I do hate that colors common block.

Then, I get the widget going. It has quite a few bells and whistles, but the next
thing that happens of importance is when the user clicks on a pixel. Some magic
happens, and it ends up either doing:

;; erase old
wset,state.drawwin
device,COPY=[p(0),p(1),s,s, $
p(0),p(1),state.pixwin]

to erase the plotted symbol (if said symbol is there), or:

plots,p(0),p(1),psym=8,symsize=float(state.zoom>3)/!D.X_CH_SIZE,/DEVICE, $
THICK=.01,COLOR=!D.N_COLORS-1

to plot a new one. Note that the p's aren't really the same p's in these two
calls. Another possibility is removing *all* of the plotted symbols, with a total
pixmap copy. But anyway, that's about it, as far as this over-plotting feature
goes.

And here's what happens. I start clicking. I get a green diamond (no purple
hearts, blue diamonds, green clovers). I click again. Another green. I click
for my colormap tool A nice smooth gradation of blue to white. I dismiss the
tool. I click a few more greens, and then, out of thin air, a (for instance)
perwinkle diamond appears. The next might be mauve, or khaki, or seaweed. Almost
anything. If I bring up my colormap tool *now*, the crazy colors have taken over
the place, and no loading of a new colormap, or stretching, will remove them. They
sit there taunting at me. Agh. Meanwhile, If I use my zoom function to show a
different piece of the image, things return to normal. The miscreant diamonds toe
the line and become green. And the pattern repeats itself -- a few more clicks and
it's a bad 70's music video again. Note that if I *leave* my color tool up and
commence to bring on the multicolor devils with more clicks, the colormap does not
go crazy too. Only if I dismiss it, and bring up another copy of the colormap tool
do I see the bizarre features. Neither does the whole image jump into electric
tripland when the event occurs. It remains normal throughout (excepting the
individual pixels possessed by minor devils). I may be missing something really
obvious, although the man who would say IDL's color management is obvious may need
to look into some therapy.

Anyway, I'm not sure if there's anything more that's relevant.

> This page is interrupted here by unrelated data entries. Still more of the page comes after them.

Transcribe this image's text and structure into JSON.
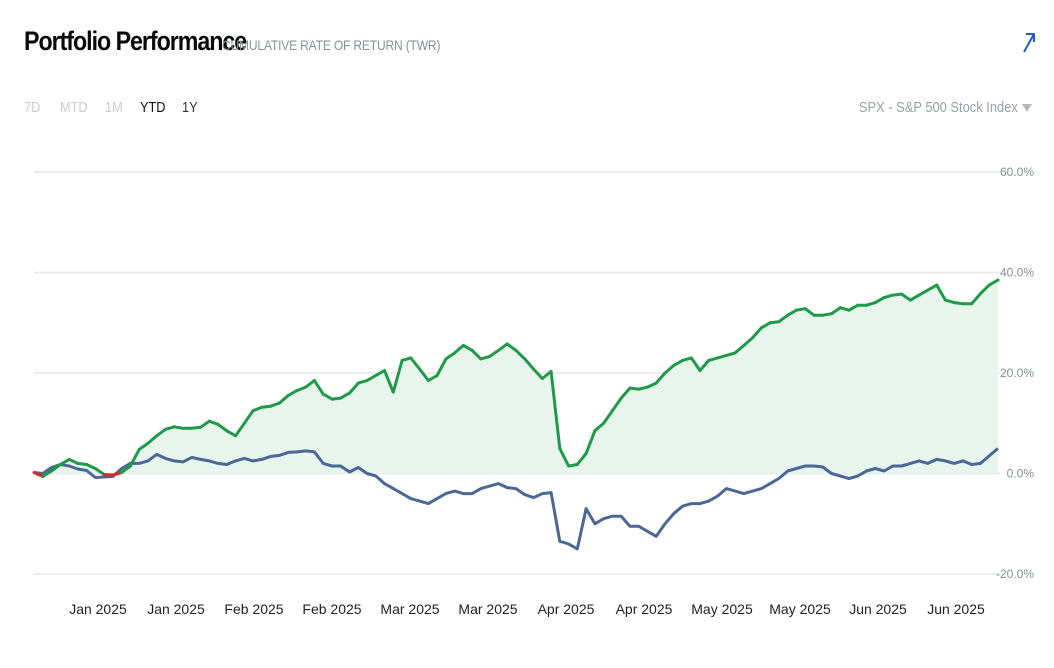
{
  "header": {
    "title": "Portfolio Performance",
    "subtitle": "CUMULATIVE RATE OF RETURN (TWR)"
  },
  "icons": {
    "expand": "arrow-up-right-icon",
    "dropdown": "caret-down-icon"
  },
  "periods": [
    {
      "label": "7D",
      "state": "disabled"
    },
    {
      "label": "MTD",
      "state": "disabled"
    },
    {
      "label": "1M",
      "state": "disabled"
    },
    {
      "label": "YTD",
      "state": "selected"
    },
    {
      "label": "1Y",
      "state": "enabled"
    }
  ],
  "benchmark": {
    "selected": "SPX - S&P 500 Stock Index"
  },
  "colors": {
    "portfolio": "#1f9a48",
    "portfolio_fill": "#e8f5ec",
    "negative": "#d62b2b",
    "benchmark": "#4a6797",
    "grid": "#e3e6ea",
    "accent": "#1f5fbf"
  },
  "chart_data": {
    "type": "line",
    "ylim": [
      -20,
      60
    ],
    "y_ticks": [
      "60.0%",
      "40.0%",
      "20.0%",
      "0.0%",
      "-20.0%"
    ],
    "y_tick_values": [
      60,
      40,
      20,
      0,
      -20
    ],
    "x_ticks": [
      "Jan 2025",
      "Jan 2025",
      "Feb 2025",
      "Feb 2025",
      "Mar 2025",
      "Mar 2025",
      "Apr 2025",
      "Apr 2025",
      "May 2025",
      "May 2025",
      "Jun 2025",
      "Jun 2025"
    ],
    "grid": true,
    "series": [
      {
        "key": "portfolio",
        "values": [
          0.2,
          -0.6,
          0.5,
          1.8,
          2.8,
          2.0,
          1.8,
          1.0,
          -0.2,
          -0.3,
          0.2,
          1.5,
          4.8,
          6.0,
          7.5,
          8.8,
          9.3,
          9.0,
          9.0,
          9.2,
          10.4,
          9.8,
          8.5,
          7.5,
          10.0,
          12.5,
          13.2,
          13.4,
          14.0,
          15.5,
          16.5,
          17.2,
          18.5,
          15.8,
          14.8,
          15.0,
          16.0,
          18.0,
          18.5,
          19.5,
          20.5,
          16.2,
          22.5,
          23.0,
          20.8,
          18.5,
          19.5,
          22.8,
          24.0,
          25.5,
          24.5,
          22.8,
          23.3,
          24.5,
          25.8,
          24.5,
          22.8,
          20.8,
          18.9,
          20.3,
          5.0,
          1.5,
          1.8,
          4.0,
          8.5,
          10.0,
          12.5,
          15.0,
          17.0,
          16.8,
          17.2,
          18.0,
          20.0,
          21.5,
          22.5,
          23.0,
          20.5,
          22.5,
          23.0,
          23.5,
          24.0,
          25.5,
          27.0,
          29.0,
          30.0,
          30.2,
          31.5,
          32.5,
          32.8,
          31.5,
          31.5,
          31.8,
          33.0,
          32.5,
          33.5,
          33.5,
          34.0,
          35.0,
          35.5,
          35.7,
          34.5,
          35.5,
          36.5,
          37.5,
          34.5,
          34.0,
          33.8,
          33.8,
          35.8,
          37.5,
          38.5
        ],
        "color": "#1f9a48"
      },
      {
        "key": "benchmark",
        "values": [
          0.2,
          0.0,
          1.2,
          1.8,
          1.5,
          0.9,
          0.6,
          -0.8,
          -0.7,
          -0.6,
          1.0,
          2.0,
          2.0,
          2.5,
          3.8,
          3.0,
          2.5,
          2.3,
          3.2,
          2.8,
          2.5,
          2.0,
          1.8,
          2.5,
          3.0,
          2.5,
          2.8,
          3.4,
          3.6,
          4.2,
          4.3,
          4.5,
          4.3,
          2.0,
          1.5,
          1.5,
          0.3,
          1.2,
          0.0,
          -0.5,
          -2.0,
          -3.0,
          -4.0,
          -5.0,
          -5.5,
          -6.0,
          -5.0,
          -4.0,
          -3.5,
          -4.0,
          -4.0,
          -3.0,
          -2.5,
          -2.0,
          -2.8,
          -3.0,
          -4.2,
          -4.8,
          -4.0,
          -3.8,
          -13.5,
          -14.0,
          -15.0,
          -7.0,
          -10.0,
          -9.0,
          -8.5,
          -8.5,
          -10.5,
          -10.5,
          -11.5,
          -12.5,
          -10.0,
          -8.0,
          -6.5,
          -6.0,
          -6.0,
          -5.5,
          -4.5,
          -3.0,
          -3.5,
          -4.0,
          -3.5,
          -3.0,
          -2.0,
          -1.0,
          0.5,
          1.0,
          1.5,
          1.5,
          1.3,
          0.0,
          -0.5,
          -1.0,
          -0.5,
          0.5,
          1.0,
          0.5,
          1.5,
          1.5,
          2.0,
          2.5,
          2.0,
          2.8,
          2.5,
          2.0,
          2.5,
          1.8,
          2.0,
          3.5,
          5.0
        ],
        "color": "#4a6797"
      }
    ]
  }
}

Note that it
doesn't depend on the color map tool to screw up. It does so even when the tool is
nevered used. Looking at the colormap just revealed to me the severity of the
problem (and that the guache colors seemed glued in place, immovable and
inexorcisable with loadct() or stretch()).

Well, if you made it this far, it's a small miracle,and a testament to your IDL
fanatasism.

And yes, David, it is a "fantastic story", but aren't all the interesting ones?